Chapel Hill News

Chapel Hill council moves ahead with Booker Creek stormwater plans

A Chapel Hill consultant’s study has identified the 5.5-acre floodplain between the new Alexan apartment building, in the background, and Eastgate Crossing shopping center as a priority area. A $1.1 million plan to expand the floodplain could increase the amount of water held in the area before slowly releasing it downstream, improving water quality and also reducing the flood risk.
A Chapel Hill consultant’s study has identified the 5.5-acre floodplain between the new Alexan apartment building, in the background, and Eastgate Crossing shopping center as a priority area. A $1.1 million plan to expand the floodplain could increase the amount of water held in the area before slowly releasing it downstream, improving water quality and also reducing the flood risk. tgrubb@newsobserver.com

The Town Council approved moving ahead Wednesday with design and permitting for five projects that could help reduce flooding and improve water quality in the Lower Booker Creek subwatershed.
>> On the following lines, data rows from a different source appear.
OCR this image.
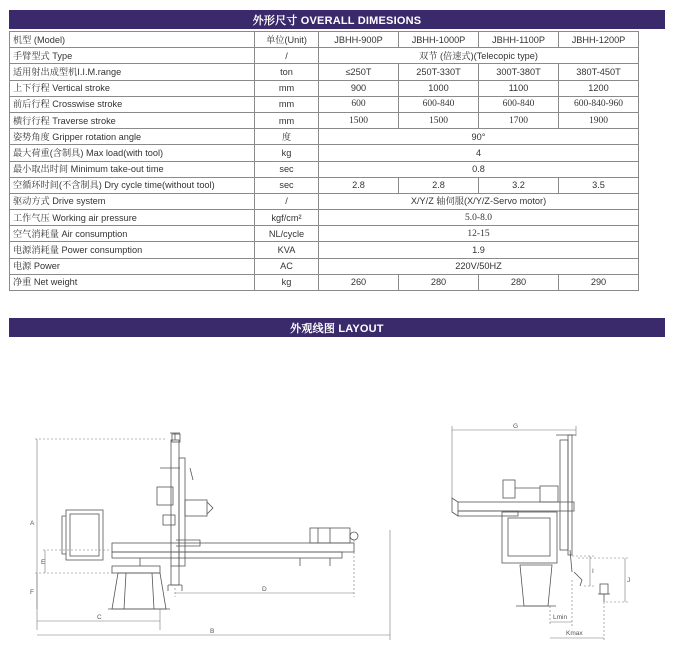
外形尺寸 OVERALL DIMESIONS
机型 (Model)	单位(Unit)	JBHH-900P	JBHH-1000P	JBHH-1100P	JBHH-1200P
手臂型式 Type	/	双节 (倍速式)(Telecopic type)			
适用射出成型机I.I.M.range	ton	≤250T	250T-330T	300T-380T	380T-450T
上下行程 Vertical stroke	mm	900	1000	1100	1200
前后行程 Crosswise stroke	mm	600	600-840	600-840	600-840-960
横行行程 Traverse stroke	mm	1500	1500	1700	1900
姿势角度 Gripper rotation angle	度	90°			
最大荷重(含制具) Max load(with tool)	kg	4			
最小取出时间 Minimum take-out time	sec	0.8			
空循环时间(不含制具) Dry cycle time(without tool)	sec	2.8	2.8	3.2	3.5
驱动方式 Drive system	/	X/Y/Z 轴伺服(X/Y/Z-Servo motor)			
工作气压 Working air pressure	kgf/cm²	5.0-8.0			
空气消耗量 Air consumption	NL/cycle	12-15			
电源消耗量 Power consumption	KVA	1.9			
电源 Power	AC	220V/50HZ			
净重 Net weight	kg	260	280	280	290
外观线图 LAYOUT
A
E
F
C
D
B
G
I
J
Lmin
Kmax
The estimated $5.9 million construction cost is roughly 20 percent of a consultant’s recommendation for 1,130 acres from Weaver Dairy Road south to the meeting of Bolin, Booker and Little creeks.

The council’s decision stopped short of adding the projects to the 2020 Comprehensive Plan, which guides the town’s future growth. Council member George Cianciolo said adding plans that lack details and final costs to the document could create unrealistic public expectations.

“In looking at some of this, there is the potential that we’re going to need land acquisition. We don’t know the cost of that land acquisition. Until you begin your actual design, you don’t know what the construction costs are,” Cianciolo said. “I think intentionally incorporating it into the master plan at this point is promising the public something that we don’t know we can deliver on.”

Town Manager Roger Stancil will bring detailed plans to the council before construction begins.

Residents have raised concerns about flooding in the Lower Booker Creek area for years and more recently about how Ephesus-Fordham district redevelopment might add to the risk. The subwatershed is largely developed with steep slopes, limiting potential solutions, a W.K. Dickson consultant reported.

“Flooding out’

It’s time to take action, Mayor Pam Hemminger said.

“Local governments end up being responsible for the water quality in their watershed, and we, as the local government, would be responsible for fixing and doing and making those changes,” she said. “That gets harder and more expensive as we develop more and more. We currently have citizens and homes and roads and businesses flooding out.”

The town can afford to design and permit the first five projects with money from its Stormwater Management Fund, staff said. The fund is supported by property owner-paid fees – currently $26.15 for every 1,000 square feet of impervious surfaces, such as driveways and roofs.

Another $5.9 million in voter-approved bonds could finance the construction, which would be repaid from the Stormwater Management Fund. Homeowners could pay an extra $23.60 a year for the debt, staff said.

The roughly $30 million plan identified a bigger stormwater storage area between the Village Plaza shops and Eastgate Crossing shopping center as the town’s biggest priority. The $1.1 million excavation project would allow the 5.5-acre floodplain to hold more water until it slowly drains downstream, said.

But David Klepser, development director for Ram Realty Services, asked the council to delay planning for the project, which could cause serious issues for Ram’s proposed apartment building at the corner of Elliott Road and Fordham Boulevard. They need more time to meet with the town and consultant, he said.

Town staff will continue working with Ram Realty to come up with a workable design, which could involve using some of the developer’s land for the storage area, Stancil said. The council also approved planning:

▪ Red Bud storage: $914,000 to expand an existing area on 2.2 acres between Red Bud and Chesley lanes

▪ Piney Mountain Road: $1.9 million to excavate soil from 5.5 acres and create a temporary stormwater storage area east of Martin Luther King Jr. Boulevard

▪ Booker Creek Road: $1.3 million to replace culverts at Honeysuckle Road and under six driveways that now contribute to flooding, and to stabilize the stream in some places

▪ Honeysuckle Road: $336,000 to replace a small, existing culvert

The town also is looking at whether Lake Ellen could provide more flood storage. It was not part of the study but became an option when an abandoned outlet pipe in the lake’s dam collapsed in early December.

Local officials monitored the pipe failure, which drained the lake, releasing water, fish and silt into Booker Creek. The lake could be added to the project list if appears to offer significant public benefits and if the Lake Ellen Homeowners Association agrees to work with the town, Stancil said.